C.M.S Work-Flow
CM’s other aspect is the way it addresses your workflow.
Sure, it’s great to separate the design from the content, but CM wants to streamline how your designs get approved and onto the server.
CMS flow diagram:
Create a design in whatever tool/environment you’re comfortable with.
Once it’s tested and ready to go, you pass it to your manager or editor or boss or whoever okays your design.
If it’s approved, it’s sent on to the server.
If not, you get notes and it is sent back to you, all within the CM environment: no email, no voice mail, no printouts of your design with red ink and yellow sticky notes all over it.
The same process happens on the content side.
The end result is that even though it’s easier for content and design to publish, there are still strict controls as to what makes it to the live server.
Content Management (CM), for many reasons and in as many forms, represents a tidal shift in web design.
And as a designer, you will need to find your place within the new CM world.
With CM, designers get to specialize a bit.
How many web designers moonlight in their organization as tech support, teachers, and troubleshooters for other people’s web pages?
Why do so many do this?
Because content experts add to the website via a WYSIWYG program they are not familiar with.
So designers, the experts in such matters, become internal support for this bit of workflow jury—rigging.
That’s money down the drain for an organization.
Designers should design: it’s what we’re good at.
With CM systems, the content experts add content in a more simplified manner.
Not through complex programs like FrontPage or GoLive, but through a simplified interface without all the design controls they don’t need.

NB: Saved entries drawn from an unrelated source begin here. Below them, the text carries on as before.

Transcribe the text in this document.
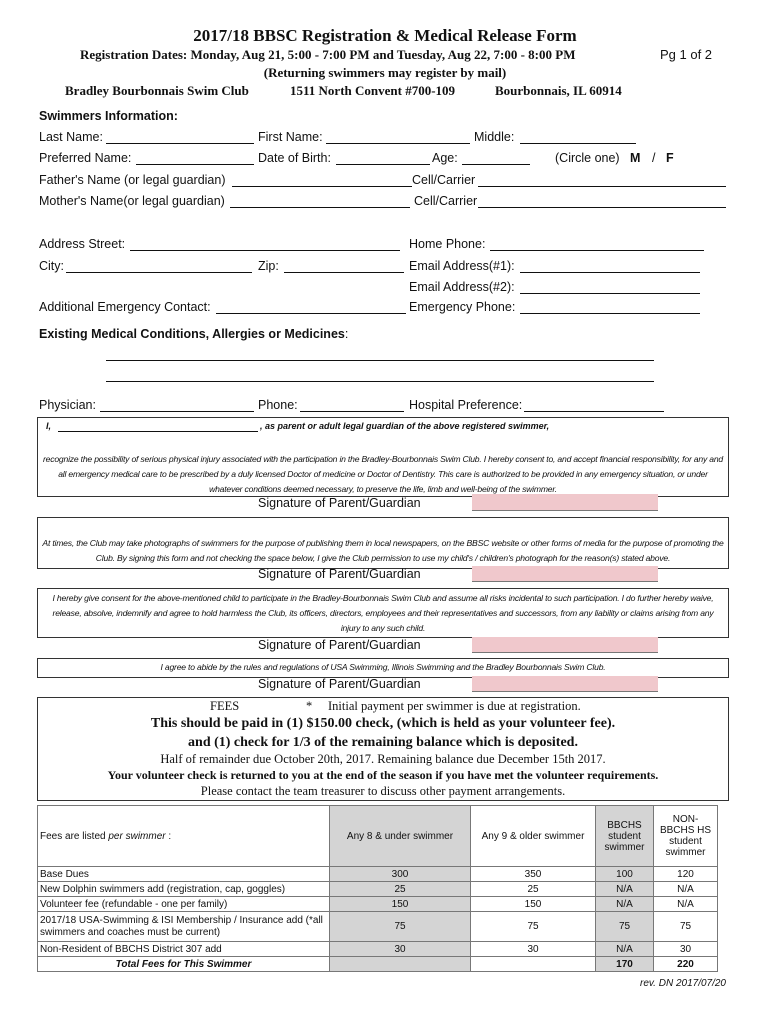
2017/18 BBSC Registration & Medical Release Form
Registration Dates: Monday, Aug 21, 5:00 - 7:00 PM and Tuesday, Aug 22, 7:00 - 8:00 PM	Pg 1 of 2
(Returning swimmers may register by mail)
Bradley Bourbonnais Swim Club	1511 North Convent #700-109	Bourbonnais, IL 60914
Swimmers Information:
Last Name:	First Name:	Middle:
Preferred Name:	Date of Birth:	Age:	(Circle one) M / F
Father's Name (or legal guardian)	Cell/Carrier
Mother's Name(or legal guardian)	Cell/Carrier
Address Street:	Home Phone:
City:	Zip:	Email Address(#1):
Email Address(#2):
Additional Emergency Contact:	Emergency Phone:
Existing Medical Conditions, Allergies or Medicines:
Physician:	Phone:	Hospital Preference:
I,	, as parent or adult legal guardian of the above registered swimmer,
recognize the possibility of serious physical injury associated with the participation in the Bradley-Bourbonnais Swim Club. I hereby consent to, and accept financial responsibility, for any and all emergency medical care to be prescribed by a duly licensed Doctor of medicine or Doctor of Dentistry. This care is authorized to be provided in any emergency situation, or under whatever conditions deemed necessary, to preserve the life, limb and well-being of the swimmer.
Signature of Parent/Guardian
At times, the Club may take photographs of swimmers for the purpose of publishing them in local newspapers, on the BBSC website or other forms of media for the purpose of promoting the Club. By signing this form and not checking the space below, I give the Club permission to use my child's / children's photograph for the reason(s) stated above.
Signature of Parent/Guardian
I hereby give consent for the above-mentioned child to participate in the Bradley-Bourbonnais Swim Club and assume all risks incidental to such participation. I do further hereby waive, release, absolve, indemnify and agree to hold harmless the Club, its officers, directors, employees and their representatives and successors, from any liability or claims arising from any injury to any such child.
Signature of Parent/Guardian
I agree to abide by the rules and regulations of USA Swimming, Illinois Swimming and the Bradley Bourbonnais Swim Club.
Signature of Parent/Guardian
FEES	* Initial payment per swimmer is due at registration.
This should be paid in (1) $150.00 check, (which is held as your volunteer fee).
and (1) check for 1/3 of the remaining balance which is deposited.
Half of remainder due October 20th, 2017. Remaining balance due December 15th 2017.
Your volunteer check is returned to you at the end of the season if you have met the volunteer requirements.
Please contact the team treasurer to discuss other payment arrangements.
Fees are listed per swimmer :	Any 8 & under swimmer	Any 9 & older swimmer	BBCHS student swimmer	NON-BBCHS HS student swimmer
Base Dues	300	350	100	120
New Dolphin swimmers add (registration, cap, goggles)	25	25	N/A	N/A
Volunteer fee (refundable - one per family)	150	150	N/A	N/A
2017/18 USA-Swimming & ISI Membership / Insurance add (*all swimmers and coaches must be current)	75	75	75	75
Non-Resident of BBCHS District 307 add	30	30	N/A	30
Total Fees for This Swimmer			170	220
rev. DN 2017/07/20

(Often, CM interfaces are browser–based and have a learning curve closer to Notepad than Word.)
Content people can author a page, add metadata to the page for cataloging (commonly via XML), and edit existing pages.
Best of all, they are no longer burdened with distractions like Netscape 4.7 table issues or whether HTML tags are correctly nested or not.
When an end user requests a page, the server takes the content, adds it into your template, and serves it on the web.
Most CM systems allow you to design different templates for different browsers and serve the appropriate template based on the HTTP user agent info.
Some systems allow for advanced personalization or even multi-language versions.